Federal deputy of Rio Grande do Norte
- In office 1 February 2015 – 1 January 2023

State deputy of Rio Grande do Norte
- In office 1 February 2007 – 31 January 2015

Personal details
- Born: Walter Alves Pereira 27 February 1980 (age 45) Natal, Rio Grande do Norte, Brazil
- Political party: MDB (2003–present)
- Spouse: Carol Alves
- Children: 2
- Parent: Garibaldi Alves Filho (father);
- Relatives: Aluízio Alves (great-uncle) Garibaldi Alves (grandfather) Carlos Eduardo Alves (cousin) Ana Catarina Alves (cousin) Henrique Eduardo Alves (cousin)

= Walter Alves =

Brazilian administrator and politician

Walter Pereira Alves (born 27 February 1980) is a Brazilian administrator and politician who is affiliated with the Brazilian Democratic Movement (MDB).
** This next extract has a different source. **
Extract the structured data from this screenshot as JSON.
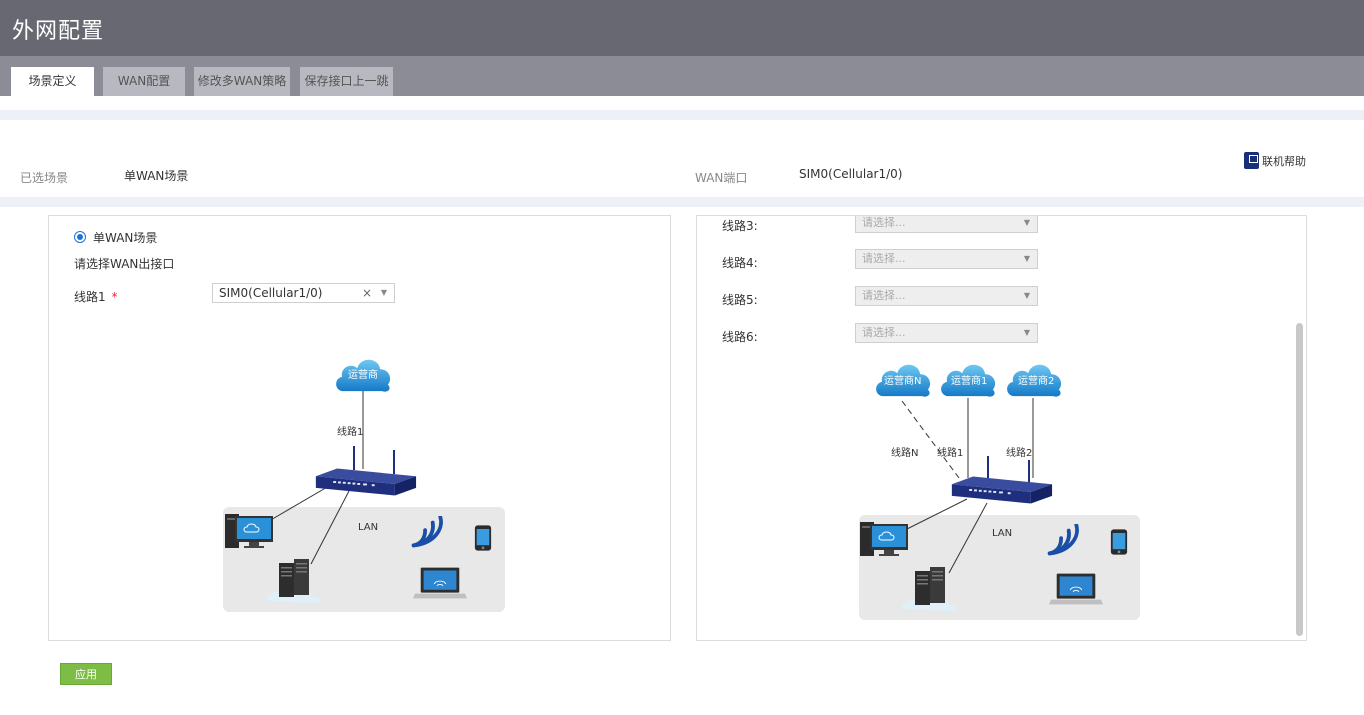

He is currently the vice governor of the state of Rio Grande do Norte as of 1 January 2023, with Fátima Bezerra as governor. He was also a state deputy and a federal deputy.

Born in Natal, he is the son of former governor and senator Garibaldi Alves Filho and Denise Pereira Alves.

== Political career ==
Alves began his political career as a state deputy in Rio Grande do Norte as part of the PMDB in 2006.

In 2010, he was reelected. He was elected a federal deputy in 2014. As a federal deputy, he voted in favor of the impeachment proceedings against president Dilma Rousseff. During the Michel Temer administration, he voted in favor of the Constitutional Amendment of the Public Expenditure Cap. In August 2017, he voted against the opening of a similar investigation into president Michel Temer, helping to archive the complaint by the Public Prosecutor's Office.